I think you kinda underestimate how easy is to manipulate a grown adult outside of their area of expertise. Especially if the manipulation is towards the result that they want to achieve (which is how any skillful conman would do it). Especially if the target is commonly living in a low-threat environment where it's usually ok to trust people and most of people you encounter aren't actually out to get you. It's probably easier to manipulate a very smart professor than a very dumb prison inmate - because the latter won't just believe any word you say regardless of what you say, just on general principle that they don't know you.

I think the point is more about the degree of Scott's emotional investment, and the nature of his emotional reaction, rather than the mere fact that he made poor judgement calls in an area outside of his expertise.

People let other people down all the time, whether it's through malice or incompetence. The world is filled with unscrupulous individuals, especially the world of the rich and powerful and well-connected. Just because someone SAYS they follow the principles of EA and rationalism doesn't mean they're actually a good person. How could someone with Scott's erudition fail to realize that? How could he not be emotionally prepared for an outcome like that? I think that was the point of suy's comment.

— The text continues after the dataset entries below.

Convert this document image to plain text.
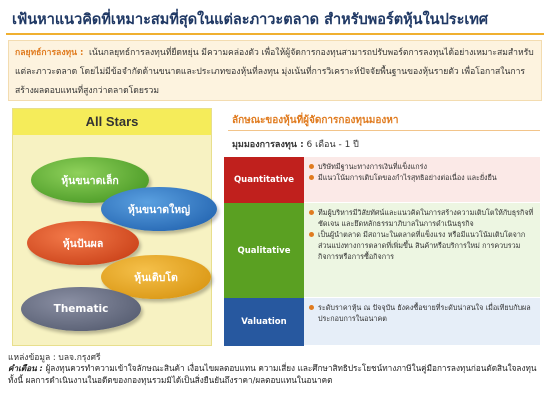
เฟ้นหาแนวคิดที่เหมาะสมที่สุดในแต่ละภาวะตลาด สำหรับพอร์ตหุ้นในประเทศ
กลยุทธ์การลงทุน : เน้นกลยุทธ์การลงทุนที่ยืดหยุ่น มีความคล่องตัว เพื่อให้ผู้จัดการกองทุนสามารถปรับพอร์ตการลงทุนได้อย่างเหมาะสมสำหรับแต่ละภาวะตลาด โดยไม่มีข้อจำกัดด้านขนาดและประเภทของหุ้นที่ลงทุน มุ่งเน้นที่การวิเคราะห์ปัจจัยพื้นฐานของหุ้นรายตัว เพื่อโอกาสในการสร้างผลตอบแทนที่สูงกว่าตลาดโดยรวม
All Stars
หุ้นขนาดเล็ก
หุ้นขนาดใหญ่
หุ้นปันผล
หุ้นเติบโต
Thematic
ลักษณะของหุ้นที่ผู้จัดการกองทุนมองหา
มุมมองการลงทุน : 6 เดือน - 1 ปี
Quantitative
บริษัทมีฐานะทางการเงินที่แข็งแกร่ง
มีแนวโน้มการเติบโตของกำไรสุทธิอย่างต่อเนื่อง และยั่งยืน
Qualitative
ทีมผู้บริหารมีวิสัยทัศน์และแนวคิดในการสร้างความเติบโตให้กับธุรกิจที่ชัดเจน และยึดหลักธรรมาภิบาลในการดำเนินธุรกิจ
เป็นผู้นำตลาด มีสถานะในตลาดที่แข็งแรง หรือมีแนวโน้มเติบโตจากส่วนแบ่งทางการตลาดที่เพิ่มขึ้น สินค้าหรือบริการใหม่ การควบรวมกิจการหรือการซื้อกิจการ
Valuation
ระดับราคาหุ้น ณ ปัจจุบัน ยังคงซื้อขายที่ระดับน่าสนใจ เมื่อเทียบกับผลประกอบการในอนาคต
แหล่งข้อมูล : บลจ.กรุงศรี
คำเตือน : ผู้ลงทุนควรทำความเข้าใจลักษณะสินค้า เงื่อนไขผลตอบแทน ความเสี่ยง และศึกษาสิทธิประโยชน์ทางภาษีในคู่มือการลงทุนก่อนตัดสินใจลงทุน ทั้งนี้ ผลการดำเนินงานในอดีตของกองทุนรวมมิได้เป็นสิ่งยืนยันถึงราคา/ผลตอบแทนในอนาคต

I think it's matching the environment. In Scott's environment, most people aren't highly skilled sociopath conmen, so trusting people makes sense. The reverse side of it is that once in a while there will be a highly skilled sociopath conman that will totally take advantage. I'm not sure I can really tell this way is better than be eternally suspicious and distrusting and live all your life on guard against the conmen - but I think both models have their tradeoffs and both are plausible.